Bye bye youth unemployment? Linkedin launches in Arabic
The professional networking site has over 14 million users in the MENA region at present.
Online professional networking site LinkedIn has launched an Arabic version of its site, in order to cater to the rising young population in the Arab region, it announced on Wednesday.
While new users can register on the site, existing users can switch the language option to Arabic on their profiles, and can maintain the same account in both English and Arabic, Kevin Scott, head of Sales Solutions EMEA at LinkedIn, confirmed.
The move is expected to help several professionals in the MENA region, especially those in countries such as Saudi Arabia, Egypt and Oman, to improve their job opportunities.
Currently, the company has two million users in the UAE, one million in Saudi Arabia and over one million in Egypt.
Overall, the MENA region is one of the fast growing areas for LinkedIn, with member numbers growing from five million in October 2012 when the company opened their local office in Dubai, to more than 14 million at present.
The size of the company’s local office has grown from four employees in October 2012 to 63 at present.
The launch of Arabic brings the total number of languages available on the site to 24.

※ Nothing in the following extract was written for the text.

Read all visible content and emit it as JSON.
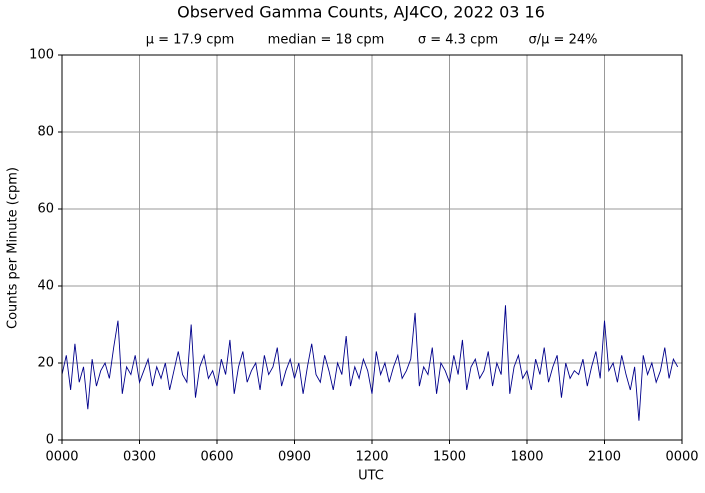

“We have seen that in some of the places where we introduced local language- versions, there was accelerated growth, and we expect the same to happen in this region,” said Jake Thomas, head of LinkedIn marketing solutions MENA.
The move is anticipated to help businesses and professionals in the region to communicate more easily. And with more than 60 per cent of the population in the Arab region under 30, it will also aid job seekers to find employment, Thomas added.

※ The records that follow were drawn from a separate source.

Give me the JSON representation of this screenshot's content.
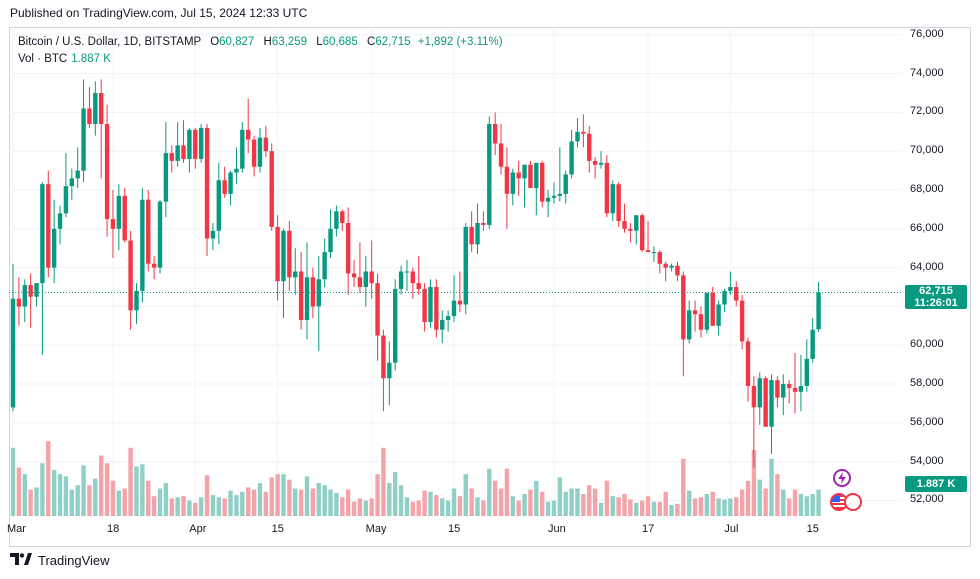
{
  "published": "Published on TradingView.com, Jul 15, 2024 12:33 UTC",
  "legend": {
    "symbol": "Bitcoin / U.S. Dollar, 1D, BITSTAMP",
    "o_key": "O",
    "o_val": "60,827",
    "h_key": "H",
    "h_val": "63,259",
    "l_key": "L",
    "l_val": "60,685",
    "c_key": "C",
    "c_val": "62,715",
    "change": "+1,892 (+3.11%)",
    "vol_label": "Vol · BTC",
    "vol_val": "1.887 K"
  },
  "price_tag": {
    "price": "62,715",
    "countdown": "11:26:01"
  },
  "vol_tag": "1.887 K",
  "footer": {
    "brand": "TradingView"
  },
  "colors": {
    "up": "#089981",
    "down": "#f23645",
    "vol_up": "#8fcfc5",
    "vol_down": "#f4a3a9",
    "grid": "#f0f3fa"
  },
  "icons": [
    "lightning-icon",
    "us-flag-icon"
  ],
  "chart_data": {
    "type": "candlestick",
    "title": "Bitcoin / U.S. Dollar, 1D, BITSTAMP",
    "ylim": [
      51200,
      76400
    ],
    "y_ticks": [
      "76,000",
      "74,000",
      "72,000",
      "70,000",
      "68,000",
      "66,000",
      "64,000",
      "62,000",
      "60,000",
      "58,000",
      "56,000",
      "54,000",
      "52,000"
    ],
    "y_tick_values": [
      76000,
      74000,
      72000,
      70000,
      68000,
      66000,
      64000,
      62000,
      60000,
      58000,
      56000,
      54000,
      52000
    ],
    "x_ticks": [
      {
        "label": "Mar",
        "day": 0
      },
      {
        "label": "18",
        "day": 17
      },
      {
        "label": "Apr",
        "day": 31
      },
      {
        "label": "15",
        "day": 45
      },
      {
        "label": "May",
        "day": 61
      },
      {
        "label": "15",
        "day": 75
      },
      {
        "label": "Jun",
        "day": 92
      },
      {
        "label": "17",
        "day": 108
      },
      {
        "label": "Jul",
        "day": 122
      },
      {
        "label": "15",
        "day": 136
      }
    ],
    "grid": true,
    "last_close": 62715,
    "candles": [
      {
        "o": 56800,
        "h": 64200,
        "l": 56600,
        "c": 62400,
        "v": 0.62
      },
      {
        "o": 62400,
        "h": 63500,
        "l": 61000,
        "c": 62000,
        "v": 0.44
      },
      {
        "o": 62000,
        "h": 63400,
        "l": 61200,
        "c": 63100,
        "v": 0.38
      },
      {
        "o": 63100,
        "h": 63700,
        "l": 60900,
        "c": 62500,
        "v": 0.24
      },
      {
        "o": 62500,
        "h": 63200,
        "l": 62000,
        "c": 63200,
        "v": 0.26
      },
      {
        "o": 63200,
        "h": 68400,
        "l": 59500,
        "c": 68300,
        "v": 0.48
      },
      {
        "o": 68300,
        "h": 69000,
        "l": 63500,
        "c": 64000,
        "v": 0.68
      },
      {
        "o": 64000,
        "h": 67500,
        "l": 63200,
        "c": 66000,
        "v": 0.42
      },
      {
        "o": 66000,
        "h": 67200,
        "l": 65200,
        "c": 66800,
        "v": 0.38
      },
      {
        "o": 66800,
        "h": 69900,
        "l": 66600,
        "c": 68200,
        "v": 0.36
      },
      {
        "o": 68200,
        "h": 69100,
        "l": 67500,
        "c": 68600,
        "v": 0.24
      },
      {
        "o": 68600,
        "h": 70200,
        "l": 68100,
        "c": 69000,
        "v": 0.28
      },
      {
        "o": 69000,
        "h": 73700,
        "l": 68400,
        "c": 72200,
        "v": 0.46
      },
      {
        "o": 72200,
        "h": 73300,
        "l": 71200,
        "c": 71400,
        "v": 0.28
      },
      {
        "o": 71400,
        "h": 73600,
        "l": 70800,
        "c": 73000,
        "v": 0.34
      },
      {
        "o": 73000,
        "h": 73700,
        "l": 68600,
        "c": 71400,
        "v": 0.55
      },
      {
        "o": 71400,
        "h": 72400,
        "l": 65600,
        "c": 66500,
        "v": 0.48
      },
      {
        "o": 66500,
        "h": 68000,
        "l": 64500,
        "c": 66000,
        "v": 0.32
      },
      {
        "o": 66000,
        "h": 68300,
        "l": 64900,
        "c": 67700,
        "v": 0.23
      },
      {
        "o": 67700,
        "h": 68100,
        "l": 65300,
        "c": 65400,
        "v": 0.25
      },
      {
        "o": 65400,
        "h": 65900,
        "l": 60800,
        "c": 61800,
        "v": 0.62
      },
      {
        "o": 61800,
        "h": 63200,
        "l": 61100,
        "c": 62800,
        "v": 0.45
      },
      {
        "o": 62800,
        "h": 68100,
        "l": 62200,
        "c": 67500,
        "v": 0.47
      },
      {
        "o": 67500,
        "h": 68000,
        "l": 63800,
        "c": 64200,
        "v": 0.32
      },
      {
        "o": 64200,
        "h": 64600,
        "l": 63400,
        "c": 64000,
        "v": 0.18
      },
      {
        "o": 64000,
        "h": 67500,
        "l": 63700,
        "c": 67400,
        "v": 0.25
      },
      {
        "o": 67400,
        "h": 71500,
        "l": 66600,
        "c": 69900,
        "v": 0.3
      },
      {
        "o": 69900,
        "h": 70300,
        "l": 68900,
        "c": 69500,
        "v": 0.16
      },
      {
        "o": 69500,
        "h": 71500,
        "l": 69200,
        "c": 70300,
        "v": 0.17
      },
      {
        "o": 70300,
        "h": 71600,
        "l": 69400,
        "c": 69600,
        "v": 0.18
      },
      {
        "o": 69600,
        "h": 71200,
        "l": 68900,
        "c": 71100,
        "v": 0.14
      },
      {
        "o": 71100,
        "h": 71200,
        "l": 69100,
        "c": 69600,
        "v": 0.12
      },
      {
        "o": 69600,
        "h": 71400,
        "l": 69400,
        "c": 71200,
        "v": 0.17
      },
      {
        "o": 71200,
        "h": 71400,
        "l": 64600,
        "c": 65500,
        "v": 0.37
      },
      {
        "o": 65500,
        "h": 66300,
        "l": 64900,
        "c": 65900,
        "v": 0.19
      },
      {
        "o": 65900,
        "h": 69400,
        "l": 65200,
        "c": 68500,
        "v": 0.17
      },
      {
        "o": 68500,
        "h": 69200,
        "l": 67600,
        "c": 67800,
        "v": 0.16
      },
      {
        "o": 67800,
        "h": 69000,
        "l": 67200,
        "c": 68900,
        "v": 0.23
      },
      {
        "o": 68900,
        "h": 70200,
        "l": 68300,
        "c": 69100,
        "v": 0.19
      },
      {
        "o": 69100,
        "h": 71500,
        "l": 68900,
        "c": 71100,
        "v": 0.22
      },
      {
        "o": 71100,
        "h": 72700,
        "l": 69900,
        "c": 70600,
        "v": 0.26
      },
      {
        "o": 70600,
        "h": 70800,
        "l": 68700,
        "c": 69200,
        "v": 0.24
      },
      {
        "o": 69200,
        "h": 71200,
        "l": 68900,
        "c": 70700,
        "v": 0.3
      },
      {
        "o": 70700,
        "h": 71300,
        "l": 69700,
        "c": 70000,
        "v": 0.22
      },
      {
        "o": 70000,
        "h": 70400,
        "l": 65900,
        "c": 66100,
        "v": 0.35
      },
      {
        "o": 66100,
        "h": 66700,
        "l": 62300,
        "c": 63300,
        "v": 0.38
      },
      {
        "o": 63300,
        "h": 66000,
        "l": 61400,
        "c": 65900,
        "v": 0.38
      },
      {
        "o": 65900,
        "h": 66400,
        "l": 62800,
        "c": 63500,
        "v": 0.33
      },
      {
        "o": 63500,
        "h": 65000,
        "l": 62600,
        "c": 63800,
        "v": 0.25
      },
      {
        "o": 63800,
        "h": 64800,
        "l": 60800,
        "c": 61300,
        "v": 0.24
      },
      {
        "o": 61300,
        "h": 65300,
        "l": 60300,
        "c": 63500,
        "v": 0.36
      },
      {
        "o": 63500,
        "h": 64000,
        "l": 61400,
        "c": 62000,
        "v": 0.25
      },
      {
        "o": 62000,
        "h": 64600,
        "l": 59700,
        "c": 63400,
        "v": 0.3
      },
      {
        "o": 63400,
        "h": 65500,
        "l": 63000,
        "c": 64800,
        "v": 0.28
      },
      {
        "o": 64800,
        "h": 67000,
        "l": 64500,
        "c": 66000,
        "v": 0.24
      },
      {
        "o": 66000,
        "h": 67200,
        "l": 65600,
        "c": 66900,
        "v": 0.21
      },
      {
        "o": 66900,
        "h": 67000,
        "l": 65900,
        "c": 66300,
        "v": 0.17
      },
      {
        "o": 66300,
        "h": 67100,
        "l": 62600,
        "c": 63700,
        "v": 0.24
      },
      {
        "o": 63700,
        "h": 64400,
        "l": 63000,
        "c": 63500,
        "v": 0.13
      },
      {
        "o": 63500,
        "h": 65300,
        "l": 62700,
        "c": 63000,
        "v": 0.16
      },
      {
        "o": 63000,
        "h": 64600,
        "l": 62000,
        "c": 63800,
        "v": 0.14
      },
      {
        "o": 63800,
        "h": 65400,
        "l": 62400,
        "c": 63200,
        "v": 0.16
      },
      {
        "o": 63200,
        "h": 63700,
        "l": 59200,
        "c": 60500,
        "v": 0.38
      },
      {
        "o": 60500,
        "h": 60800,
        "l": 56600,
        "c": 58300,
        "v": 0.62
      },
      {
        "o": 58300,
        "h": 60200,
        "l": 56900,
        "c": 59100,
        "v": 0.3
      },
      {
        "o": 59100,
        "h": 63400,
        "l": 58700,
        "c": 62900,
        "v": 0.4
      },
      {
        "o": 62900,
        "h": 64100,
        "l": 62600,
        "c": 63800,
        "v": 0.28
      },
      {
        "o": 63800,
        "h": 64400,
        "l": 62800,
        "c": 63800,
        "v": 0.17
      },
      {
        "o": 63800,
        "h": 64000,
        "l": 62400,
        "c": 63200,
        "v": 0.13
      },
      {
        "o": 63200,
        "h": 64600,
        "l": 62600,
        "c": 62900,
        "v": 0.14
      },
      {
        "o": 62900,
        "h": 63200,
        "l": 60700,
        "c": 61200,
        "v": 0.23
      },
      {
        "o": 61200,
        "h": 63400,
        "l": 60900,
        "c": 63000,
        "v": 0.22
      },
      {
        "o": 63000,
        "h": 63400,
        "l": 60400,
        "c": 60800,
        "v": 0.19
      },
      {
        "o": 60800,
        "h": 61800,
        "l": 60100,
        "c": 61300,
        "v": 0.16
      },
      {
        "o": 61300,
        "h": 61800,
        "l": 60700,
        "c": 61500,
        "v": 0.14
      },
      {
        "o": 61500,
        "h": 63600,
        "l": 61200,
        "c": 62300,
        "v": 0.25
      },
      {
        "o": 62300,
        "h": 63800,
        "l": 61700,
        "c": 62100,
        "v": 0.18
      },
      {
        "o": 62100,
        "h": 66300,
        "l": 61600,
        "c": 66100,
        "v": 0.38
      },
      {
        "o": 66100,
        "h": 66900,
        "l": 64800,
        "c": 65200,
        "v": 0.25
      },
      {
        "o": 65200,
        "h": 67300,
        "l": 64700,
        "c": 66300,
        "v": 0.17
      },
      {
        "o": 66300,
        "h": 66900,
        "l": 65900,
        "c": 66200,
        "v": 0.14
      },
      {
        "o": 66200,
        "h": 71800,
        "l": 66000,
        "c": 71400,
        "v": 0.43
      },
      {
        "o": 71400,
        "h": 72000,
        "l": 69800,
        "c": 70400,
        "v": 0.32
      },
      {
        "o": 70400,
        "h": 71400,
        "l": 68800,
        "c": 69200,
        "v": 0.25
      },
      {
        "o": 69200,
        "h": 70200,
        "l": 66000,
        "c": 67800,
        "v": 0.43
      },
      {
        "o": 67800,
        "h": 69100,
        "l": 67200,
        "c": 68900,
        "v": 0.18
      },
      {
        "o": 68900,
        "h": 69500,
        "l": 67700,
        "c": 68600,
        "v": 0.14
      },
      {
        "o": 68600,
        "h": 69300,
        "l": 67100,
        "c": 69300,
        "v": 0.2
      },
      {
        "o": 69300,
        "h": 69500,
        "l": 68200,
        "c": 68100,
        "v": 0.24
      },
      {
        "o": 68100,
        "h": 69300,
        "l": 66700,
        "c": 69400,
        "v": 0.32
      },
      {
        "o": 69400,
        "h": 69500,
        "l": 67100,
        "c": 67400,
        "v": 0.22
      },
      {
        "o": 67400,
        "h": 68000,
        "l": 66600,
        "c": 67600,
        "v": 0.13
      },
      {
        "o": 67600,
        "h": 68400,
        "l": 67300,
        "c": 67700,
        "v": 0.14
      },
      {
        "o": 67700,
        "h": 70200,
        "l": 67400,
        "c": 67800,
        "v": 0.35
      },
      {
        "o": 67800,
        "h": 69000,
        "l": 67300,
        "c": 68800,
        "v": 0.22
      },
      {
        "o": 68800,
        "h": 71100,
        "l": 68600,
        "c": 70500,
        "v": 0.25
      },
      {
        "o": 70500,
        "h": 71700,
        "l": 70200,
        "c": 71000,
        "v": 0.25
      },
      {
        "o": 71000,
        "h": 71900,
        "l": 70200,
        "c": 70900,
        "v": 0.2
      },
      {
        "o": 70900,
        "h": 71300,
        "l": 68900,
        "c": 69500,
        "v": 0.28
      },
      {
        "o": 69500,
        "h": 69700,
        "l": 68600,
        "c": 69300,
        "v": 0.25
      },
      {
        "o": 69300,
        "h": 70000,
        "l": 69100,
        "c": 69400,
        "v": 0.12
      },
      {
        "o": 69400,
        "h": 69800,
        "l": 66600,
        "c": 66800,
        "v": 0.32
      },
      {
        "o": 66800,
        "h": 68500,
        "l": 66400,
        "c": 68300,
        "v": 0.18
      },
      {
        "o": 68300,
        "h": 68400,
        "l": 66100,
        "c": 66400,
        "v": 0.17
      },
      {
        "o": 66400,
        "h": 67300,
        "l": 65800,
        "c": 66000,
        "v": 0.2
      },
      {
        "o": 66000,
        "h": 66300,
        "l": 65300,
        "c": 65900,
        "v": 0.15
      },
      {
        "o": 65900,
        "h": 66700,
        "l": 65200,
        "c": 66700,
        "v": 0.12
      },
      {
        "o": 66700,
        "h": 66800,
        "l": 64800,
        "c": 64900,
        "v": 0.14
      },
      {
        "o": 64900,
        "h": 66400,
        "l": 64800,
        "c": 64800,
        "v": 0.18
      },
      {
        "o": 64800,
        "h": 65100,
        "l": 64300,
        "c": 64800,
        "v": 0.13
      },
      {
        "o": 64800,
        "h": 64900,
        "l": 63700,
        "c": 64200,
        "v": 0.13
      },
      {
        "o": 64200,
        "h": 64300,
        "l": 63300,
        "c": 64000,
        "v": 0.22
      },
      {
        "o": 64000,
        "h": 64200,
        "l": 63800,
        "c": 64100,
        "v": 0.1
      },
      {
        "o": 64100,
        "h": 64300,
        "l": 63300,
        "c": 63600,
        "v": 0.11
      },
      {
        "o": 63600,
        "h": 63800,
        "l": 58400,
        "c": 60300,
        "v": 0.52
      },
      {
        "o": 60300,
        "h": 62300,
        "l": 60100,
        "c": 61800,
        "v": 0.23
      },
      {
        "o": 61800,
        "h": 62300,
        "l": 60700,
        "c": 61600,
        "v": 0.16
      },
      {
        "o": 61600,
        "h": 62000,
        "l": 60400,
        "c": 60800,
        "v": 0.17
      },
      {
        "o": 60800,
        "h": 62700,
        "l": 60600,
        "c": 62700,
        "v": 0.2
      },
      {
        "o": 62700,
        "h": 63000,
        "l": 61000,
        "c": 61000,
        "v": 0.22
      },
      {
        "o": 61000,
        "h": 62300,
        "l": 60500,
        "c": 62100,
        "v": 0.16
      },
      {
        "o": 62100,
        "h": 62900,
        "l": 61700,
        "c": 62800,
        "v": 0.15
      },
      {
        "o": 62800,
        "h": 63800,
        "l": 62600,
        "c": 63000,
        "v": 0.16
      },
      {
        "o": 63000,
        "h": 63300,
        "l": 62000,
        "c": 62300,
        "v": 0.17
      },
      {
        "o": 62300,
        "h": 62600,
        "l": 59800,
        "c": 60200,
        "v": 0.24
      },
      {
        "o": 60200,
        "h": 60400,
        "l": 57100,
        "c": 57900,
        "v": 0.32
      },
      {
        "o": 57900,
        "h": 58400,
        "l": 53700,
        "c": 56800,
        "v": 0.6
      },
      {
        "o": 56800,
        "h": 58600,
        "l": 55900,
        "c": 58300,
        "v": 0.33
      },
      {
        "o": 58300,
        "h": 58400,
        "l": 55800,
        "c": 55800,
        "v": 0.25
      },
      {
        "o": 55800,
        "h": 58500,
        "l": 54400,
        "c": 58200,
        "v": 0.52
      },
      {
        "o": 58200,
        "h": 58400,
        "l": 56800,
        "c": 57300,
        "v": 0.38
      },
      {
        "o": 57300,
        "h": 58500,
        "l": 56400,
        "c": 58000,
        "v": 0.24
      },
      {
        "o": 58000,
        "h": 58200,
        "l": 57000,
        "c": 57800,
        "v": 0.16
      },
      {
        "o": 57800,
        "h": 59600,
        "l": 56500,
        "c": 57600,
        "v": 0.24
      },
      {
        "o": 57600,
        "h": 59500,
        "l": 56600,
        "c": 57900,
        "v": 0.2
      },
      {
        "o": 57900,
        "h": 60300,
        "l": 57600,
        "c": 59300,
        "v": 0.18
      },
      {
        "o": 59300,
        "h": 61400,
        "l": 59100,
        "c": 60800,
        "v": 0.2
      },
      {
        "o": 60827,
        "h": 63259,
        "l": 60685,
        "c": 62715,
        "v": 0.24
      }
    ]
  }
}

The move is also significant considering the high internet and social media penetration rates in the region.
Speaking at the launch, Noura Al Kaabi, CEO of the Media Zone Authority – Abu Dhabi (twofour54), said: “Arabic is spoken by over 300 million of the global population, more than French and Portuguese, yet it is underrepresented on the internet.
“It is our duty to be proactive, collaborate and strengthen the content available online in our language, and to initiate new sites and platforms, such as LinkedIn Arabic, that will cater for Arab youth and the generations to come.”
Adel Fakeih, minister of Labor, Saudi Arabia, added: “LinkedIn has been working with us to match talent in the Kingdom with the right opportunity, and with Arabic, this benefit can be rolled-out to a much wider member base.
“LinkedIn will continue to be a useful tool for us as we use technology to communicate the need for nationals to up-skill themselves and take advantage of the strong economic climate and significant job-creation in the Kingdom. Being a part of a global network also helps youth identify the key demand areas, and build their qualifications accordingly.”